Juste avant, le patron de la Société Générale, Frédéric Oudéa, a fait la même chose en assurant que les turbulences subies par les valeurs bancaires s’expliquaient par une “surréaction” des marchés boursiers.

Plus de lapin dans le chapeau

Les cours du pétrole, autre sujet majeur de préoccupation des marchés,continuaient de se rapprocher de leurs plus bas niveaux depuis 2003, alourdissant encore un peu plus l’ambiance générale.

Corollaire logique de l’aversion totale des investisseurs pour le risque, les valeurs refuges étaient très recherchées.

L’or passait ainsi au-dessus des 1.200 dollars.

Le taux d’emprunt à 10 ans de l’Allemagne, le fameux “Bund”, se détendait fortement et évoluait désormais sous les 0,2%. A l’inverse, les dettes des pays du sud de l’Europe étaient sous pression, Grèce et Portugal en tête.

Pour Christopher Dembik, un économiste de Saxo Banque, “le coeur du problème, c’est le décalage entre les attentes des marchés en début d’année et la réalité des chiffres.

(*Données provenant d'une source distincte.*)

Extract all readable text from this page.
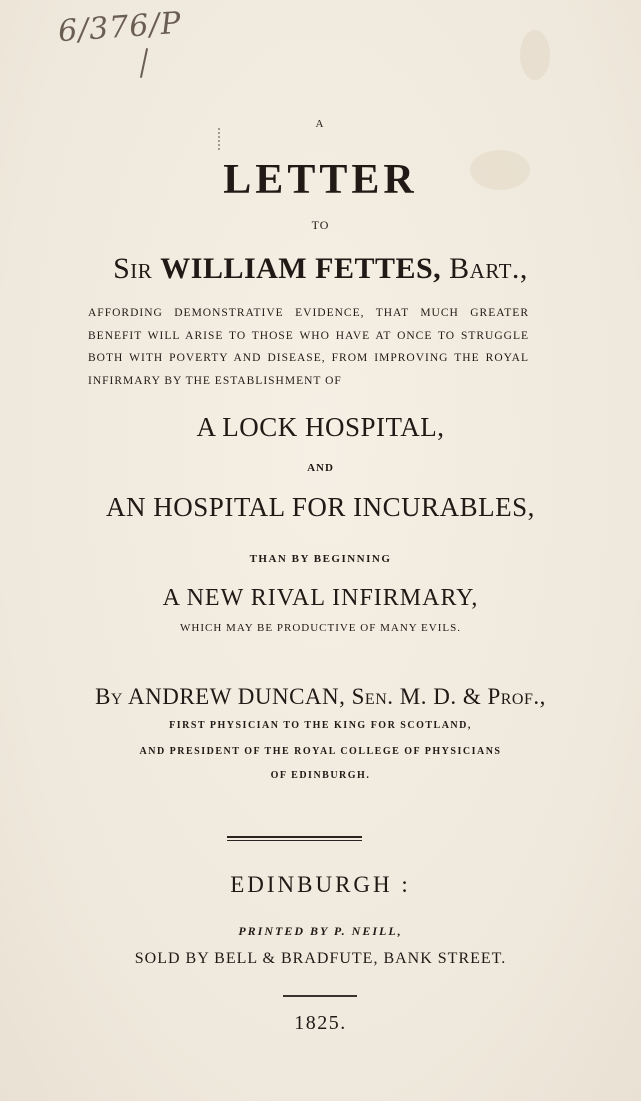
6/376/P
A
LETTER
TO
Sir WILLIAM FETTES, Bart.,
AFFORDING DEMONSTRATIVE EVIDENCE, THAT MUCH GREATER
BENEFIT WILL ARISE TO THOSE WHO HAVE AT ONCE TO STRUGGLE
BOTH WITH POVERTY AND DISEASE, FROM IMPROVING THE ROYAL
INFIRMARY BY THE ESTABLISHMENT OF
A LOCK HOSPITAL,
AND
AN HOSPITAL FOR INCURABLES,
THAN BY BEGINNING
A NEW RIVAL INFIRMARY,
WHICH MAY BE PRODUCTIVE OF MANY EVILS.
By ANDREW DUNCAN, Sen. M. D. & Prof.,
FIRST PHYSICIAN TO THE KING FOR SCOTLAND,
AND PRESIDENT OF THE ROYAL COLLEGE OF PHYSICIANS
OF EDINBURGH.
EDINBURGH :
PRINTED BY P. NEILL,
SOLD BY BELL & BRADFUTE, BANK STREET.
1825.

Tout le monde croyait que l’année 2016 serait celle de la reprise mais, dès les premiers jours de janvier, la Banque Mondiale puis le FMI ont revu nettement à la baisse leurs prévisions de croissance pour l’année en cours”.

“Fondamentalement, le contexte n’est pas très différent” avec un “ralentissement chinois connu depuis 2009, une incurie du système bancaire italien et la nécessité d’une +bad bank+ pour le purger depuis 2012”, développe-t-il.

Selon lui, “désormais la panique est auto-entretenue et les marchés ne font plus guère attention aux fondamentaux”.

Si les marchés sont aussi désorientés depuis le début de l’année, c’est aussi parce que les banques centrales peinent de plus en plus à rassurer.

“Seule une action des banques centrales pourrait encore rassurer mais elles disposent de moins en moins d’instruments pour surprendre les investisseurs”, analyse M. Dembik.

La Réserve fédérale américaine est en position de statu quo, poursuit-il, faisant reposer la pression sur la Banque centrale européenne, or son président, “Mario Draghi, n’a plus de lapin à sortir de son chapeau afin de rassurer donc la baisse actuelle pourrait encore durer longtemps et potentiellement se transformer en nouvelle crise”.